De Niro’s performance is a ‘Raging Bull’

Joe Hiatt, Entertainment Editor

In 1980, Martin Scorsese released his film “Raging Bull” which is about boxer Jake La Motta (Robert De Niro), but the film focuses on La Motta’s life outside the ring, a life of jealousy, cruelty, abuse and insecurity. His life in the ring serves as a release from his sins, almost as a confession.

A common reccuring theme in Scorsese’s films is for his characters to lack trust and compassion for women; this is most evident in “Raging Bull”. The majority of this story revolves around the relationship between La Motta and his much younger wife Vickie (Cathy Moriarty), their relationship is obsessive and untrustworthy. Vickie makes a remark about how La Motta’s next competitor is an ‘attractive guy’. This comment sends La Motta into a whirl-wind of jealousy which quickly turns into abuse towards Vickie and Joey (Joe Pesci) La Motta’s brother and trainer.

This is my favorite movie of all time, and I chose to do a review on this movie because I think De Niro gives the finest example of acting in the history of film, but that performance wouldn’t be possible without the amazing directing by Martin Scorsese. This was Scorsese and De Niro’s fourth collaboration together and they have gone on to collaborate five more times and counting, but no other film has been more compelling than “Raging Bull.”

Yes, “Raging Bull” is a movie about boxing but the reason it stands out amongst other similar films such as – “Rocky” (1976), “The Champ” (1979) and “Rocky II” (1979) – is because it tells a story of a man’s insecurities, his weakness and his faults. “Raging Bull” brought a whole new dynamic to the sports genre of film and it has yet to be matched ever since.
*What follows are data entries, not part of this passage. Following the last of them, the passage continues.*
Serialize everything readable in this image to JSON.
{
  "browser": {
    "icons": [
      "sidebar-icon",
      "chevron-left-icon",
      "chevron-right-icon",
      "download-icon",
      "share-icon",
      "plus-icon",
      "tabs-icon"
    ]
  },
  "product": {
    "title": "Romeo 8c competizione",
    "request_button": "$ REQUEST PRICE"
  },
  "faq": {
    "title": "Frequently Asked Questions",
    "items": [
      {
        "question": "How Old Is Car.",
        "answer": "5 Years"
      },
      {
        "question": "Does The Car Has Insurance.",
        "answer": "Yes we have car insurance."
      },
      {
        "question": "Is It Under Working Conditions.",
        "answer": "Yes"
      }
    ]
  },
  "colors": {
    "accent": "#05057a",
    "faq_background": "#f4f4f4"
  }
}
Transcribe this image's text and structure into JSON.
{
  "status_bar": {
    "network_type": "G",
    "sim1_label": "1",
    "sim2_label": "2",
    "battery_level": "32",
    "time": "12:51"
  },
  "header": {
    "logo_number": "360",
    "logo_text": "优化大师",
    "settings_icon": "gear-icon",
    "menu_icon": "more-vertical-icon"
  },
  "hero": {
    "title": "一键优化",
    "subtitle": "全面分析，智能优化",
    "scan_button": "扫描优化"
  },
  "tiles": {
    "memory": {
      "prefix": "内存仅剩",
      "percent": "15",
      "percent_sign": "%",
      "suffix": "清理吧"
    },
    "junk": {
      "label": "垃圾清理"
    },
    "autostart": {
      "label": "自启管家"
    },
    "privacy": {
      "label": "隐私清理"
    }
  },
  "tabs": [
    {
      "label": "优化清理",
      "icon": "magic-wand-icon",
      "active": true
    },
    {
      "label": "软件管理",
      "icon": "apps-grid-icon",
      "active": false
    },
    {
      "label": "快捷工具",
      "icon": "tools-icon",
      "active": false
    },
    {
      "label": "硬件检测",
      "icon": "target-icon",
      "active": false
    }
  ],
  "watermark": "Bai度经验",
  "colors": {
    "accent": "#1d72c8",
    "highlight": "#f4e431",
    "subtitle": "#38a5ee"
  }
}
La Motta was a boxer known for never going down in a fight, there are moments in this film where La Motta is at his breaking point where he should be done, but he allows himself to endure the pain he is in, because it’s too hard to make it stop. His pain became the driving force of his life, which is what happens when you choose power over love, and when a man lives a life of power he will end up alone.